Thursday, February 16, 2006

Fiction extrapolating current events

One thing that I'm noting also, from the few books that I've been reading recently... A number of authors are venting their disapproval of terrorism in their works...

Terry Pratchett's Thud! is a story of an ancient, pointless grudge between dwarves and trolls that goes back centuries. Ankh Morpork is a multi-ethnic, multi-species stew of culture. A group of traditional tunnel-dwelling dwarves drop in from the old country, and start to promote 'spiritual awareness' in the urbanised & 'corrupted' city dwarves and stir up ancient resentment towards the trolls. Then the dwarf holy man is murdered and a troll is suspected, leading to inter-species violence in the streets.

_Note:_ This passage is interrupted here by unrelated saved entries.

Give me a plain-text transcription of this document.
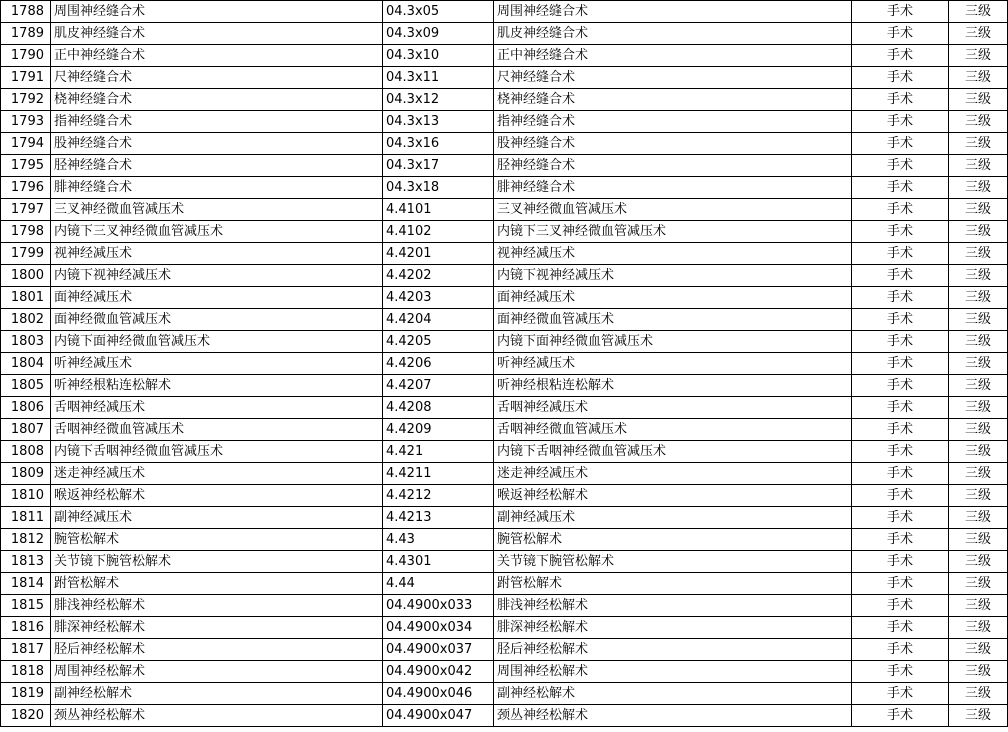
1788	周围神经缝合术	04.3x05	周围神经缝合术	手术	三级
1789	肌皮神经缝合术	04.3x09	肌皮神经缝合术	手术	三级
1790	正中神经缝合术	04.3x10	正中神经缝合术	手术	三级
1791	尺神经缝合术	04.3x11	尺神经缝合术	手术	三级
1792	桡神经缝合术	04.3x12	桡神经缝合术	手术	三级
1793	指神经缝合术	04.3x13	指神经缝合术	手术	三级
1794	股神经缝合术	04.3x16	股神经缝合术	手术	三级
1795	胫神经缝合术	04.3x17	胫神经缝合术	手术	三级
1796	腓神经缝合术	04.3x18	腓神经缝合术	手术	三级
1797	三叉神经微血管减压术	4.4101	三叉神经微血管减压术	手术	三级
1798	内镜下三叉神经微血管减压术	4.4102	内镜下三叉神经微血管减压术	手术	三级
1799	视神经减压术	4.4201	视神经减压术	手术	三级
1800	内镜下视神经减压术	4.4202	内镜下视神经减压术	手术	三级
1801	面神经减压术	4.4203	面神经减压术	手术	三级
1802	面神经微血管减压术	4.4204	面神经微血管减压术	手术	三级
1803	内镜下面神经微血管减压术	4.4205	内镜下面神经微血管减压术	手术	三级
1804	听神经减压术	4.4206	听神经减压术	手术	三级
1805	听神经根粘连松解术	4.4207	听神经根粘连松解术	手术	三级
1806	舌咽神经减压术	4.4208	舌咽神经减压术	手术	三级
1807	舌咽神经微血管减压术	4.4209	舌咽神经微血管减压术	手术	三级
1808	内镜下舌咽神经微血管减压术	4.421	内镜下舌咽神经微血管减压术	手术	三级
1809	迷走神经减压术	4.4211	迷走神经减压术	手术	三级
1810	喉返神经松解术	4.4212	喉返神经松解术	手术	三级
1811	副神经减压术	4.4213	副神经减压术	手术	三级
1812	腕管松解术	4.43	腕管松解术	手术	三级
1813	关节镜下腕管松解术	4.4301	关节镜下腕管松解术	手术	三级
1814	跗管松解术	4.44	跗管松解术	手术	三级
1815	腓浅神经松解术	04.4900x033	腓浅神经松解术	手术	三级
1816	腓深神经松解术	04.4900x034	腓深神经松解术	手术	三级
1817	胫后神经松解术	04.4900x037	胫后神经松解术	手术	三级
1818	周围神经松解术	04.4900x042	周围神经松解术	手术	三级
1819	副神经松解术	04.4900x046	副神经松解术	手术	三级
1820	颈丛神经松解术	04.4900x047	颈丛神经松解术	手术	三级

Pratchett's Discworld novels are frequently satires of contemporary events. Such as Going Postal may be a satire of the Enron scandal. Or Soul Music -with my favourite Pratchett quote: "We're bigger than cheeses,"- is a satire of the Beatles.


Orson Scott Card's Shadow of the Giant, where the Caliphate conquered India and commited atrocities. But he did distinct the line between the spirit of the religion, and the power-hungry madmen who were abusing the beliefs of their people.


In Olympos, an old-style human and the moravecs discovered a derelict nuclear submarine, armed with 48 MIRV ICBM missiles, each carrying a payload of 16 'black hole' warheads, which will create 768 mini blackholes ping-ponging around Earth's gravity until the entire planet is obliterated. It is an extremely creative doomsday scenario. The submarine was manned by 26 soldiers of the Global Caliphate. The author was trying to illustrate the mindless & deluded insanity that could inspire man to create such a weapon.


Seems like everyone wants to say something about the Middle East.